Elucidating Neurobiological and Exposomic Mechanisms of Human Brain Circuit Resilience to Aging and Tauopathies: An AI-driven modeling approach
Lead Investigators
Vinod Menon, Professor of Psychiatry and Behavioral Sciences (School of Medicine)
Elizabeth Mormino, Associate Professor of Neurology and Neurological Sciences (School of Medicine)
Menon and Mormino’s project will develop an innovative artificial intelligence framework to help discover why some people withstand aging and Alzheimer's disease better than others. By analyzing brain scans and biological data from over 22,600 individuals, the pair will create computational models that can predict how well someone's brain might resist age-related decline or the protein accumulations associated with Alzheimer's disease. The insights gained could transform how we understand brain aging and lead to more personalized approaches for maintaining brain health.

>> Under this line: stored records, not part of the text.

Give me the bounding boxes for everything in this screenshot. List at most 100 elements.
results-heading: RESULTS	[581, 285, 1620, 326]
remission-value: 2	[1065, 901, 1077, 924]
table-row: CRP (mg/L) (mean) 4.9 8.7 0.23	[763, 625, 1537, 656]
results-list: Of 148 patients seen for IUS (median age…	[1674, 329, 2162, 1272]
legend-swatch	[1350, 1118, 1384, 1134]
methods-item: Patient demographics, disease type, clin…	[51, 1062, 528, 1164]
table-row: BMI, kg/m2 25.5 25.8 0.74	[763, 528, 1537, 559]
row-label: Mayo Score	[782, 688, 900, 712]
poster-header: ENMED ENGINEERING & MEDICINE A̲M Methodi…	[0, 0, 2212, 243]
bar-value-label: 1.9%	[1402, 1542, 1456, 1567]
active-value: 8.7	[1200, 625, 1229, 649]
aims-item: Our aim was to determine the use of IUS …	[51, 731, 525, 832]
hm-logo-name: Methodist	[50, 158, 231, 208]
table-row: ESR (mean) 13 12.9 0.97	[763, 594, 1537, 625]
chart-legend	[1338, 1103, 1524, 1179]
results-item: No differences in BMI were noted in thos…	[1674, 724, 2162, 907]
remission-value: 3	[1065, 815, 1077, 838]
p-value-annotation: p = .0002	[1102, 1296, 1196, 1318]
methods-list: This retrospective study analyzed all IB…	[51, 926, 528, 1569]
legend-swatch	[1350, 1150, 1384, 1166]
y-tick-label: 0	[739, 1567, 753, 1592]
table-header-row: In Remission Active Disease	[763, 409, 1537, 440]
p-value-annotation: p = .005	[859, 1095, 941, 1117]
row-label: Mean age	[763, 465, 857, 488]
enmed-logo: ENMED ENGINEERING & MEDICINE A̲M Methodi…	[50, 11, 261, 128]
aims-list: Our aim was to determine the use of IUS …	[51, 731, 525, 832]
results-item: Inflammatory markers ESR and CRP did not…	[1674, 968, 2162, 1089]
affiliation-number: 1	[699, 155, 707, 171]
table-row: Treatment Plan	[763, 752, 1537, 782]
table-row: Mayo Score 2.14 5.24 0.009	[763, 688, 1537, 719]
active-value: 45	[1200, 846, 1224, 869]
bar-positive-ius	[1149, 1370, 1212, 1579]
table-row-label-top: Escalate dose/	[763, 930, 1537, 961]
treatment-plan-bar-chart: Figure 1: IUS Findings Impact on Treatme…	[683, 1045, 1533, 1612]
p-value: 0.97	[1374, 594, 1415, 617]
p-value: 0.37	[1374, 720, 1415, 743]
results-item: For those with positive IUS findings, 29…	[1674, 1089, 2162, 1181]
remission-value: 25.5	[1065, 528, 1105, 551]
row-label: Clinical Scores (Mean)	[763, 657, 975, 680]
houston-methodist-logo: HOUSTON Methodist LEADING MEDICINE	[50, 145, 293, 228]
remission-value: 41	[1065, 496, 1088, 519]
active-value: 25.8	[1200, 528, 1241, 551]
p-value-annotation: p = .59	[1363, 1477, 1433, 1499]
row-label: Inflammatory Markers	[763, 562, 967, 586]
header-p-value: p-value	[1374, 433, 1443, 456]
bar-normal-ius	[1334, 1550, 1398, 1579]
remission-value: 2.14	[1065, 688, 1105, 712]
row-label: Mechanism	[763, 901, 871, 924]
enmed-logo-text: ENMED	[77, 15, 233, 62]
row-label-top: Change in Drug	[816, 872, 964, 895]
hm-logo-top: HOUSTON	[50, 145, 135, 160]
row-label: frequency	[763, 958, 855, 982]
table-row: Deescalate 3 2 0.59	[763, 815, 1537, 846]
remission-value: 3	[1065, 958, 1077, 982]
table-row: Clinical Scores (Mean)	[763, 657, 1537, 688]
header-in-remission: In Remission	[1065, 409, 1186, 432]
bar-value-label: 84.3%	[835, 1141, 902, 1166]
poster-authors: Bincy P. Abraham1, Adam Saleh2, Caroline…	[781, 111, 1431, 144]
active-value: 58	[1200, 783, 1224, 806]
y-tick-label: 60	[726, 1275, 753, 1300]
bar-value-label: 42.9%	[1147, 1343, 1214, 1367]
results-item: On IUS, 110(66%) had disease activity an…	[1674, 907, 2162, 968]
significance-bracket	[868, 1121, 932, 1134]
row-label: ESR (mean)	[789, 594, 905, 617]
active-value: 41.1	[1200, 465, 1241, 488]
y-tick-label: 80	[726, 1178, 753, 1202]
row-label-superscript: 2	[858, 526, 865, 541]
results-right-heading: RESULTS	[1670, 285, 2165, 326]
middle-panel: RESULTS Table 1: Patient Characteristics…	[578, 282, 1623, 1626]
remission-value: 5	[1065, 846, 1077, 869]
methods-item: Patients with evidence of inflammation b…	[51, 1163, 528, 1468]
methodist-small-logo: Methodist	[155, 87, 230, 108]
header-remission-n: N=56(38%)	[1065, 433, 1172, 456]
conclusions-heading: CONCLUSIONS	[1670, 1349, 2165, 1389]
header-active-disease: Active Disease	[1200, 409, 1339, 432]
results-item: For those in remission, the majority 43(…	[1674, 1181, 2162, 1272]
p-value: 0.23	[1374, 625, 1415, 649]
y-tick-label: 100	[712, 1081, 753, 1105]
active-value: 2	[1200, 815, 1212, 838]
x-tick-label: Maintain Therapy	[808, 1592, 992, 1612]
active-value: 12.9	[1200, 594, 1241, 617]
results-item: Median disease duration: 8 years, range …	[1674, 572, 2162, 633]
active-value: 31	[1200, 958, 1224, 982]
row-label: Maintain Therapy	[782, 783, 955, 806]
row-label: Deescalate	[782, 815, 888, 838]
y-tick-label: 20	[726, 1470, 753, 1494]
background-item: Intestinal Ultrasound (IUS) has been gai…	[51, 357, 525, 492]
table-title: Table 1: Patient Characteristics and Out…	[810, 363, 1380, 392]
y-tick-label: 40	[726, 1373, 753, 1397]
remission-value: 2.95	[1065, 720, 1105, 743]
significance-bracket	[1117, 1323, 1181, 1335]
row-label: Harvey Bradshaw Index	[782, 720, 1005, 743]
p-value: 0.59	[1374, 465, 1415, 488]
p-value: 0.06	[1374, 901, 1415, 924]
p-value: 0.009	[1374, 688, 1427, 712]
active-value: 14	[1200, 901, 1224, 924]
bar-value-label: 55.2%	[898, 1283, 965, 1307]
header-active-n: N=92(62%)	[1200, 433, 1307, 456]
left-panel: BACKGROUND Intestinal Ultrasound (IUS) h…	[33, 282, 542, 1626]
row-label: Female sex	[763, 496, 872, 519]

Harnessing circadian rhythmicity at the blood-cerebrospinal fluid barrier with a perfusable biomimetic hydrogel-integrated chip
Lead Investigators
Ryann Fame, Assistant Professor of Neurosurgery (School of Medicine)
Sarah Heilshorn, Professor of Materials Science and Engineering (School of Engineering)
Cerebrospinal fluid (CSF) delivers electrolytes, hormones, neurotransmitters and more to the brain, and it is essential to brain health and development. It’s largely produced by the choroid plexus, which—like pretty much everything else in our bodies—follows a circadian rhythm. To better understand how that rhythm affects the choroid plexus and CSF, Fame and Heilshorn will develop a “choroid plexus-on-a-chip.” This model could help researchers better understand the composition of CSF and design therapies for improving brain health.
Rewiring neuropeptide signaling to therapeutic outcomes with GLumigenetics
Lead Investigators
Michael Lin, Associate Professor of Neurobiology (School of Medicine) and of Bioengineering (Schools of Medicine & of Engineering)
Xiaoke Chen, Associate Professor of Biology (School of Humanities and Sciences)
Chronic pain affects nearly one in four adults in the U.S., yet current treatments like opioids often come with serious risks, including dependence and overdose. Lin and Chen will work to develop a gene therapy system for chronic pain that detects the neuropeptides that drive pain signaling, then rewires them to suppress pain instead. This new technology could offer long-lasting relief without the side effects of current treatments. If successful, it could also help treat other conditions by rewiring how our cells respond to natural chemical signals.